Quite a few years back before I moved house I decided to draw up some plans of my house. I walked round the outside with a tape measure and recorded all of the distances and then drew then up to the scale of about 1:76 which is 00 gauge for model railways. I have a small railway layout which is nowhere near finished and has laid abandoned for a good while at this scale.

A while after drawing the plans I decided to actually try and scratch build the house, scratch building was obviously the only possibility since there is not a kit, also the house is a fairly unusual shape so a conversion wouldn’t work.

I started off by buying a bit of brickwork which is embossed plastic. I soon set about cutting this to shape which wasn’t the easiest of jobs since the tiles I had bought, although very nice quality were about 1.5mm thick which makes it difficult to cut out small windows with a craft knife. It hasn’t come out too badly and hopefully I will be able to disguise most of the bad points with a bit of paint and some filler.

Some of the cut brickwork for the house.

At this point the work stopped for a while since I hadn’t ever actually made a building at this point, not even from a kit so I got a bit stuck, having no roof and the prospect of trying to glue together these rather roughly cut pieces of plastic wasn’t inviting. I have since trimmed the plastic into a somewhat better state.

Later on I visited the Warley National Model Railway Exhibition which was very good. Here I saw a man who had created some wonderful buildings in 0 gauge which is a bit larger than 00. I took most of his ideas and am using them to build my model.

For the main structure of the house foam centred board is used. This consists of foam sandwiched by a piece of card either side, making it very light which still remaining rigid and fairly strong. This is fairly easy to cut with a craft knife although it is harder than you would think to get it nice. It definitely looked easier when the man at the show did a demonstration.

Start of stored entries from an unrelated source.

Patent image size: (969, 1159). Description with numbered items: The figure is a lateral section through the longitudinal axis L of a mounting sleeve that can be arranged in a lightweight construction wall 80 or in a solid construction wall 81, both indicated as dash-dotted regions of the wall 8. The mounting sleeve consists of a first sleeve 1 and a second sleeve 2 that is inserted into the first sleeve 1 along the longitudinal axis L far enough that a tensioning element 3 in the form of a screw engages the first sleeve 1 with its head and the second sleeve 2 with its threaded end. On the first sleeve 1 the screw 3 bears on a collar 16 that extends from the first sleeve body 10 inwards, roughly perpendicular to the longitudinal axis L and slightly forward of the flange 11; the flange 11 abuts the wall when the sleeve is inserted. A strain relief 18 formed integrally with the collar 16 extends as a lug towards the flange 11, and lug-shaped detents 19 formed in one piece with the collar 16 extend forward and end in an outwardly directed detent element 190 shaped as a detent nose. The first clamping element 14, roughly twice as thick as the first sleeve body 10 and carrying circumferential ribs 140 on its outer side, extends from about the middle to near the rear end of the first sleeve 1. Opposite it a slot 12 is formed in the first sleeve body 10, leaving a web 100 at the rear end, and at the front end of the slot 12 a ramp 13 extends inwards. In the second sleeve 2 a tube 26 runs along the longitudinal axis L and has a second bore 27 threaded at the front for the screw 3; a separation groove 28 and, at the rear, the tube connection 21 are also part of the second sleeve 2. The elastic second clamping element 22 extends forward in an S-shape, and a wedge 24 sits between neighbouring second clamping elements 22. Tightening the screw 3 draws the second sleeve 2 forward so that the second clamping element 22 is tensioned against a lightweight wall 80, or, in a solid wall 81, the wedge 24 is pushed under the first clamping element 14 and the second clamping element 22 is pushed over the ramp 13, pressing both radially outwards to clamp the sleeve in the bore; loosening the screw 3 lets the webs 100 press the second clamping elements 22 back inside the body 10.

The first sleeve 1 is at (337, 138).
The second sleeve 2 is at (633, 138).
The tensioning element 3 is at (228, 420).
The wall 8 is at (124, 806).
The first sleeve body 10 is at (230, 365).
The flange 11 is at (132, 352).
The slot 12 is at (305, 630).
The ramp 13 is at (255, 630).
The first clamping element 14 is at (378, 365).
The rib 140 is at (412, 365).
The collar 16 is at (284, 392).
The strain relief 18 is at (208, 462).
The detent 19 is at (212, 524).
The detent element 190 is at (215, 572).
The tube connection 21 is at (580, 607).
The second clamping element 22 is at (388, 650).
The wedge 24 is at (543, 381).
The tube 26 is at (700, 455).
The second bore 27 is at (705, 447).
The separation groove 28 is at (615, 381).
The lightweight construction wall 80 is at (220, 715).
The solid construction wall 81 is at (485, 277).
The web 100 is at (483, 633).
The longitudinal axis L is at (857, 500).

The foam board used, roughly 5mm thick.

I pinned and glued this together which formed a structurally solid building. I will be able to stick the brickwork onto the outside of this later on in the process.

Importantly this structure gave me a base for the roofing tiles. I again used the method shown at the show which is; to take paper/card depending on the scale and then cut a series of slits the right width for the tiles. I used graph paper from an old exercise book which was fairly thick paper and the graph paper is excellent because you can see how far apart the slits should be. You then cut off a strip with the slits on one side and a solid strip on the other so you can pick it up as one piece.

One of the strips of paper used for tiling.

Then you can simply lay the strips on the roof, starting from the bottom and overlapping them so that only the slits are shown. This creates the proper effect because this is how tiles are laid on a real roof. The first time I tried this the lines kept going wonky so I scrapped the area and stuck graph paper over the entire roof which now acts as guidelines to keep it horizontal and maintain proper spacing.

Some of the tiled roof.

This process is time consuming since a lot of little cuts need to be made and they must also be laid carefully onto the roof making sure that they are straight. I am in the middle of the process currently and have about a third of the roof done and probably about enough strips cut to get me past half way. After this is done things should quickly progress to the stage where I can paint since the tiling is already cut to shape.

Here is a picture showing the model, The garage is missing form the near end which is why there is a gap. I found that since it is connected via a narrow strip it was better to work without it attached.

A view of the whole building, as you can see it is a fairly unusual design.